Cyrus Buckman, from Accra, Ghana, is pursuing an MD at Stanford School of Medicine. He graduated from Earlham College with a bachelor’s degree in biochemistry. Cyrus aspires to bring improved healthcare access to people living in underserved communities across the globe. He participated in health campaigns in Peru, providing free clinical services and vaccinations in rural areas. Cyrus worked as a project coordinator at Global Environment & Technology Foundation, helping to bring clean water and sanitation access, and improve the availability of medical supplies, to African communities. At Stanford, Cyrus also serves as the Community Outreach Chair of the Cardinal Free Clinics, which provides access to high-quality transitional medical care for underserved patient populations in the Bay area. Cyrus also enjoys playing tennis, ping pong, and soccer.

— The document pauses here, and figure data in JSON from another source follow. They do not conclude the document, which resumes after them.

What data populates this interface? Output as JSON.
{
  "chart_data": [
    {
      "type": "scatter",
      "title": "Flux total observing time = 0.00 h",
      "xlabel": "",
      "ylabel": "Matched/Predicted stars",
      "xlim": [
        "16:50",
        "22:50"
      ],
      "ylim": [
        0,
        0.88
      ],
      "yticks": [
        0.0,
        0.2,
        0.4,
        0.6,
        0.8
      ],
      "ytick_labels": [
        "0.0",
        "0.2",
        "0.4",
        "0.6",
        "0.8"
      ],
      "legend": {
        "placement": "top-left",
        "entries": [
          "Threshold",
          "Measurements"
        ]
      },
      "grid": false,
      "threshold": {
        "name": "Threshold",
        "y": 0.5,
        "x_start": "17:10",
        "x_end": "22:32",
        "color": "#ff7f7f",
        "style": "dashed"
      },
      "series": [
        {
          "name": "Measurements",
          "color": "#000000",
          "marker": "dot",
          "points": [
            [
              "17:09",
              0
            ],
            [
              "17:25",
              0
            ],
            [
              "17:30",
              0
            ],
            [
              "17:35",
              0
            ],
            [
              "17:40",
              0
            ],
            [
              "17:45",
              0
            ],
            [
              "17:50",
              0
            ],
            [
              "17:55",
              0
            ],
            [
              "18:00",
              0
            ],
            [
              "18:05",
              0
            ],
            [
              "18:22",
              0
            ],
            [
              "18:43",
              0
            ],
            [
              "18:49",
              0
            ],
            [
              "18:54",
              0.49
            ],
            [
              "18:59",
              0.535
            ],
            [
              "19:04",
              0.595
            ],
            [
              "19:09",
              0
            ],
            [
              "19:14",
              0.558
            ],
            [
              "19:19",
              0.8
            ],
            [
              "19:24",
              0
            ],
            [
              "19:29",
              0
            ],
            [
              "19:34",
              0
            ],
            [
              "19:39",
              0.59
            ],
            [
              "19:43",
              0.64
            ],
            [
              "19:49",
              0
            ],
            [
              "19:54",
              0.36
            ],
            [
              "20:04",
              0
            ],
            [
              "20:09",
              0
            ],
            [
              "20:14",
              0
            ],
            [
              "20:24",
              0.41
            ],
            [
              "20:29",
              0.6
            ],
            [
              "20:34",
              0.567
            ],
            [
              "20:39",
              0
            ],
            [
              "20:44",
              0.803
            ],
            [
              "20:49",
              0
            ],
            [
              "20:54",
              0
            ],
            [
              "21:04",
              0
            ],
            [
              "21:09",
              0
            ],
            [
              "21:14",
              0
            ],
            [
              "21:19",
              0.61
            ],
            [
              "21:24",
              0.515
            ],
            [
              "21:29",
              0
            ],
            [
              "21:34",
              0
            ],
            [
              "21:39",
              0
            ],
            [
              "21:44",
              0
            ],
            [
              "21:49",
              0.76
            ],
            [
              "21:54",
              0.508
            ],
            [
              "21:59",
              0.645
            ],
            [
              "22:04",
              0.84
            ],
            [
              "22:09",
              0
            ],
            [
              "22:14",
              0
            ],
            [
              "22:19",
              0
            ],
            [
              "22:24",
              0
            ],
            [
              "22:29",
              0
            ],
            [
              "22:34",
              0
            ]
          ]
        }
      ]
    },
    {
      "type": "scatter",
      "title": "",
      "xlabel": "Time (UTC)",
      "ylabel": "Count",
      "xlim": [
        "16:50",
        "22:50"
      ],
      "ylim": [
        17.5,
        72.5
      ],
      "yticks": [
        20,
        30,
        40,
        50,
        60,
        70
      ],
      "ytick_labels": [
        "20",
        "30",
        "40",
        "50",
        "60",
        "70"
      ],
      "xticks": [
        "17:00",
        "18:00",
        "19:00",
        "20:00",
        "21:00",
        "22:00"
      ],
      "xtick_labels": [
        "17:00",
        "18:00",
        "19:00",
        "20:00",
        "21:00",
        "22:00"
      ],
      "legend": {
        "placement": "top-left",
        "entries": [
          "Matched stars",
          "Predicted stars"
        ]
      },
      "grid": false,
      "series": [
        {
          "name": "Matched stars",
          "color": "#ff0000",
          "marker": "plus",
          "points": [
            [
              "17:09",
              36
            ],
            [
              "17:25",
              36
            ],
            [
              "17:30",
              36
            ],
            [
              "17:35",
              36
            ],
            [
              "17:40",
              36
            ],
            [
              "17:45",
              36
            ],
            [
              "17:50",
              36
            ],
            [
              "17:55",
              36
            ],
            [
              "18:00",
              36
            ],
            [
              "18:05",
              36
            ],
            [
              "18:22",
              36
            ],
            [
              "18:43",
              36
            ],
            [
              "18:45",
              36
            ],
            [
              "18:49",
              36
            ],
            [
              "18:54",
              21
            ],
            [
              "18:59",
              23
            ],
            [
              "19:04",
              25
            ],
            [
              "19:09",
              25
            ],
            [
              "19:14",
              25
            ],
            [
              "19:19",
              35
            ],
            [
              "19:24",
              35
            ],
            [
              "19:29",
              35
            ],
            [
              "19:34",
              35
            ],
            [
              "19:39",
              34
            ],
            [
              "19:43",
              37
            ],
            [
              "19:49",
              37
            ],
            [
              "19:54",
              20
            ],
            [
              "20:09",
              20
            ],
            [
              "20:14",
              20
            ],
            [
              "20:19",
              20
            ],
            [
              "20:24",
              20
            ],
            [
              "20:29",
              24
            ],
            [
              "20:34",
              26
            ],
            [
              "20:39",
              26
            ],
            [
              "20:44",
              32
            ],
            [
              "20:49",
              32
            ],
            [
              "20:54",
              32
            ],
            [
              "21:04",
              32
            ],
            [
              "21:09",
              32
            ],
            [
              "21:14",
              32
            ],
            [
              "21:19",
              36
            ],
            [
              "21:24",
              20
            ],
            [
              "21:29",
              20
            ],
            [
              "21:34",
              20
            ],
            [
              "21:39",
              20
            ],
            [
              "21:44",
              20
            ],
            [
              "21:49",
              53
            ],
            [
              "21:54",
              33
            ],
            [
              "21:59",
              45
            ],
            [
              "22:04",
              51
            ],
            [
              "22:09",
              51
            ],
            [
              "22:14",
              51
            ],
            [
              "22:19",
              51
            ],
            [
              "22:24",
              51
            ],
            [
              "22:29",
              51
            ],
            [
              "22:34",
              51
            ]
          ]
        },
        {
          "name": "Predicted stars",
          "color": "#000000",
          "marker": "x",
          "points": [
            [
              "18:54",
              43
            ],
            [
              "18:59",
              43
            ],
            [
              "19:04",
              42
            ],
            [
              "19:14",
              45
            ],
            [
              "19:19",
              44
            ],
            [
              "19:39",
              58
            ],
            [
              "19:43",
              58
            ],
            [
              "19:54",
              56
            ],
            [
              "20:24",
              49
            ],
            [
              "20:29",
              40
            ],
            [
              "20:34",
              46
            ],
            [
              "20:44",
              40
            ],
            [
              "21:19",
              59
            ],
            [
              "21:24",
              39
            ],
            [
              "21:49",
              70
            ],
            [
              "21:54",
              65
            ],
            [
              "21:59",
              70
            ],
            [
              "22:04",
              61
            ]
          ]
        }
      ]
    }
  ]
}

Ria Jodah was born and raised in Georgetown, Guyana before coming to the US for college. She earned her undergraduate degree in Human Biology with a focus on Infectious Diseases and Global Health and then spent a year playing rugby and earning her Master’s degree in Evidence-Based Social Intervention and Policy Evaluation in the UK. In the future, Ria hopes to work with under-resourced communities and marginalised individuals to overcome inequities in access to care, especially within the Caribbean. Currently, she enjoys advocating for first-generation and/or low-income students, supporting the Stanford Women’s Rugby Team and cooking spicy meals.
Abu Bakarr Rogers
Abu is a second-year medical student from Freetown, Sierra Leone. He graduated from the Ohio State University with a BS in Biochemistry, where he did research on malaria drug discovery and worked at a Free Clinic. At Stanford, he is involved with several SUMMA Organizations, Organization for Global Health, Infectious Diseases and Global Surgery research, and he serves as Operations Manager at the Cardinal Free Clinics. His interests are in Global and Public Health, teaching, and research. Abu’s interests in Global Health stem from his experiences growing in Sierra Leone and interactions with the healthcare systems both in Sierra Leone and in the United States. Outside of school, he enjoys cooking, working out, listening to music, and travelling.